C’est précisément cette dernière situation qui a été observée au Sénégal. Selon Maram Kaïré, « l’éclipse du 12 août était un phénomène d’ampleur mondiale. La bande de totalité, correspondant à la zone dans laquelle le Soleil était entièrement occulté, traversait notamment l’Arctique, le Groenland et l’Islande, avant de poursuivre sa trajectoire vers l’Espagne et de s’achever au coucher du Soleil au-dessus du nord de l’Afrique ». « Le Sénégal se trouve largement au sud de cette bande de totalité, précise-t-il. Aucune région du pays ne pouvait donc observer une éclipse totale. Le territoire sénégalais se trouvait dans la zone périphérique de l’ombre lunaire, permettant uniquement d’assister à une éclipse partielle ».

Selon les estimations communiquées, environ 36 à 40% du disque solaire ont été masqués au Sénégal, avec des variations selon les lieux d’observation. À Dakar, le phénomène a notamment été suivi depuis la Corniche ouest, où un public nombreux s’est rassemblé pour assister à ce rendez-vous astronomique. Les conditions météorologiques ont également contribué à la réussite de l’observation. Malgré la période d’hivernage, le ciel s’est suffisamment dégagé pour permettre au public de suivre les différentes phases de l’éclipse. Des lunettes spéciales ont été distribuées afin de garantir une observation sécurisée du Soleil. Des instruments astronomiques, notamment des télescopes, ont également été utilisés pour projeter l’image de l’astre et permettre au public de suivre le phénomène sans regarder directement le Soleil.

Pour Maram Kaïré, cette éclipse constitue également une illustration spectaculaire de la précision des connaissances scientifiques sur les mouvements des astres. « Les mathématiques et la physique permettent de prédire les éclipses avec une grande précision », souligne-t-il.
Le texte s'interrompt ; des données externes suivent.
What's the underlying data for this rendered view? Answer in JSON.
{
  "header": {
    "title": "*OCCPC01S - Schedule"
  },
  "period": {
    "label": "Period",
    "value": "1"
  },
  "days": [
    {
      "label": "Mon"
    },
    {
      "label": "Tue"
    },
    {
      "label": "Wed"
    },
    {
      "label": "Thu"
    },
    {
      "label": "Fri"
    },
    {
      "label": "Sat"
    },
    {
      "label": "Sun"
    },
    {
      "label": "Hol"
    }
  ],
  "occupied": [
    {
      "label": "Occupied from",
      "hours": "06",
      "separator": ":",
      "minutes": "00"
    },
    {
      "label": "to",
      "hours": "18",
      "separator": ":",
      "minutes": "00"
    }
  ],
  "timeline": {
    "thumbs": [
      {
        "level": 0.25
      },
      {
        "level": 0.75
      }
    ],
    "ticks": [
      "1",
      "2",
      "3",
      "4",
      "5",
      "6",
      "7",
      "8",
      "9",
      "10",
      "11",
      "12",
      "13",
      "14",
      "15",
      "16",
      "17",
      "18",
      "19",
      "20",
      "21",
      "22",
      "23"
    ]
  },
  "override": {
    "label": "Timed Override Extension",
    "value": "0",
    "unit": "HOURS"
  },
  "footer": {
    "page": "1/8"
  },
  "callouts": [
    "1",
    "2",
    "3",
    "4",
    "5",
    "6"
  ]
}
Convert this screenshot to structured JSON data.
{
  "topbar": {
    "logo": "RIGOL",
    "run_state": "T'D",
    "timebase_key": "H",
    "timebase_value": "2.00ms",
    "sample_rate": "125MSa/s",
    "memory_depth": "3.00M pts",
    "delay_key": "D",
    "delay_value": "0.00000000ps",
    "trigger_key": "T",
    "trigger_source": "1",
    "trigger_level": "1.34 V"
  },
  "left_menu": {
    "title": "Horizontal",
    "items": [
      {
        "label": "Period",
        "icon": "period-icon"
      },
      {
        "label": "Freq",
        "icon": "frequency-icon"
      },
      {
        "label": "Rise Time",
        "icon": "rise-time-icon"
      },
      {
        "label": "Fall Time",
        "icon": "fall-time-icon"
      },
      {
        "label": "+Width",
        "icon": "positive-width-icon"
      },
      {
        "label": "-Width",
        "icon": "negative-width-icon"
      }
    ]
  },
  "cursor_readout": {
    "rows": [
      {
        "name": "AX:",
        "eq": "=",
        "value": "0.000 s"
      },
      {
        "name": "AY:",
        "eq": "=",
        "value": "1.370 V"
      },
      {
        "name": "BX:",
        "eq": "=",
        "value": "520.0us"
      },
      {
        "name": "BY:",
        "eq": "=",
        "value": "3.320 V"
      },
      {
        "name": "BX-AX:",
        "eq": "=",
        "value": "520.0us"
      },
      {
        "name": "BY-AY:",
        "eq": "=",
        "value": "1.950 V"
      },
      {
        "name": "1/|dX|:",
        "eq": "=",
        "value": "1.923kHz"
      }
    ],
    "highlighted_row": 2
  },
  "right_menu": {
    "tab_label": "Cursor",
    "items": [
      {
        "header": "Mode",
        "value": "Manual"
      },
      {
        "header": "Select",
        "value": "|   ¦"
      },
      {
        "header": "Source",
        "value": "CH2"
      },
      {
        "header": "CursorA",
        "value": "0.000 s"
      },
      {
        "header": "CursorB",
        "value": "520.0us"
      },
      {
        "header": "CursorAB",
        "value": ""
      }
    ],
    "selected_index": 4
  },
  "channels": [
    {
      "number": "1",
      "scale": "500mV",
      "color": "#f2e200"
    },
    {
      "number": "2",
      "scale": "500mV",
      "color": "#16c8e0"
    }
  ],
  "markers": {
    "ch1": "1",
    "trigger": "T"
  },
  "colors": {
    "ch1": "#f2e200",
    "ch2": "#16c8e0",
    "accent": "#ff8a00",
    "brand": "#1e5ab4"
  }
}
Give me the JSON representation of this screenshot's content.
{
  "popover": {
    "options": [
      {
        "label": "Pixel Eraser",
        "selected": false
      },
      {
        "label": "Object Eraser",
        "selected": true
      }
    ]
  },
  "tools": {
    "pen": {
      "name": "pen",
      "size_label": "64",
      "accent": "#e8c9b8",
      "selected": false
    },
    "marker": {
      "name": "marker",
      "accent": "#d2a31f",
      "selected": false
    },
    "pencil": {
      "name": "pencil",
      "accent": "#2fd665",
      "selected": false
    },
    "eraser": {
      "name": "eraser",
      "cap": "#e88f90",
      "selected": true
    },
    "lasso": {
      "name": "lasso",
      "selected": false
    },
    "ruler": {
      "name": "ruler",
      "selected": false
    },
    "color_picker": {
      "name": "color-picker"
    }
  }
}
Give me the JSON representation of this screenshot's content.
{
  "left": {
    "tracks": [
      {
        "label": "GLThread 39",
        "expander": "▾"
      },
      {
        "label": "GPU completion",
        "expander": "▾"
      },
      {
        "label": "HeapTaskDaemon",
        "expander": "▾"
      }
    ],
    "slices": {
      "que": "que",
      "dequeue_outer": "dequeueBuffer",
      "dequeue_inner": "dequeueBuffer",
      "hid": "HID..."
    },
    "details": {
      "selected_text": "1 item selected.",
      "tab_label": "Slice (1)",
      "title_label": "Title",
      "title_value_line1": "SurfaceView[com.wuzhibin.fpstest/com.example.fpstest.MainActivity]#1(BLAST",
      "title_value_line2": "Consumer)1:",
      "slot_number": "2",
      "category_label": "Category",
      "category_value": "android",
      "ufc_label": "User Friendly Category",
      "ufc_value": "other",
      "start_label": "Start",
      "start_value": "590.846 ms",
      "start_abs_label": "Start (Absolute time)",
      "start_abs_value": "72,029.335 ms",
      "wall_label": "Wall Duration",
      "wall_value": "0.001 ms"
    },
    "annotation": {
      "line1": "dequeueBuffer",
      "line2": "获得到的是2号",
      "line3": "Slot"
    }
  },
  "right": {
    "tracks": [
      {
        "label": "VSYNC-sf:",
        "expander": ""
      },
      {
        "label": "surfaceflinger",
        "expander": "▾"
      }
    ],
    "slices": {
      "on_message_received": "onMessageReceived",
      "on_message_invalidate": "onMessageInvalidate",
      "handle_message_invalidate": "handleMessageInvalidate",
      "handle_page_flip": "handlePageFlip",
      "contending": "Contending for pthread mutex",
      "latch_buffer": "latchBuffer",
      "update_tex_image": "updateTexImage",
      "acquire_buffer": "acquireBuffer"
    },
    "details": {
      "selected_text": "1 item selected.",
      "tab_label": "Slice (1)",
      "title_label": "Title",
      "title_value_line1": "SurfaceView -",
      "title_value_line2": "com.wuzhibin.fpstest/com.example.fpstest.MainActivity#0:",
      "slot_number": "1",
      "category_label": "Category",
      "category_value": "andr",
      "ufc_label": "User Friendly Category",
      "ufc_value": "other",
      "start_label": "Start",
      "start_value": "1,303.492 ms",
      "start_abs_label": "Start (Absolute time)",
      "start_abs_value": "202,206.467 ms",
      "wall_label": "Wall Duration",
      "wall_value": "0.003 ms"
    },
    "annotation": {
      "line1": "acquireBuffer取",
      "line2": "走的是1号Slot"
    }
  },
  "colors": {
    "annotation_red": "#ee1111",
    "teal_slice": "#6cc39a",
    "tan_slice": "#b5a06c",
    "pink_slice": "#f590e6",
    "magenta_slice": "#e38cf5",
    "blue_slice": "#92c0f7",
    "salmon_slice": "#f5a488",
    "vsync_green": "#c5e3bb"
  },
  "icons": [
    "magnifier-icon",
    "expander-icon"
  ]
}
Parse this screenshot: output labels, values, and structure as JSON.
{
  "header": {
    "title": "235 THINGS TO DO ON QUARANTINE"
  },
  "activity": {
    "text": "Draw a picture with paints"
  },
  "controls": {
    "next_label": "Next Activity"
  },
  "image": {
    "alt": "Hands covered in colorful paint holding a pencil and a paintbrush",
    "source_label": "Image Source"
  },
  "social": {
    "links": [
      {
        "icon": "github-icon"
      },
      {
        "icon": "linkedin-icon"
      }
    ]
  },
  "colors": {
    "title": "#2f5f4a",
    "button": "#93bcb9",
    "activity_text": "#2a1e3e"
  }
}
Les astronomes sont ainsi capables de calculer longtemps à l’avance les dates, les horaires et les trajectoires de ces phénomènes célestes grâce à la connaissance des mouvements de la Terre et de la Lune autour du Soleil.

Au-delà du spectacle offert au public, l’éclipse du 12 août aura ainsi constitué une occasion de sensibiliser davantage les Sénégalais à l’astronomie et aux mécanismes qui régissent le système solaire. Pour Maram Kaïré, l’événement était d’autant plus exceptionnel que les conditions d’observation étaient favorables à Dakar. « C’était un événement qu’il ne fallait pas rater », estime-t-il, informant que le prochain rendez-vous astronomique annoncé est prévu le 6 février 2027, offrant aux passionnés du ciel une nouvelle occasion d’observer un phénomène céleste remarquable.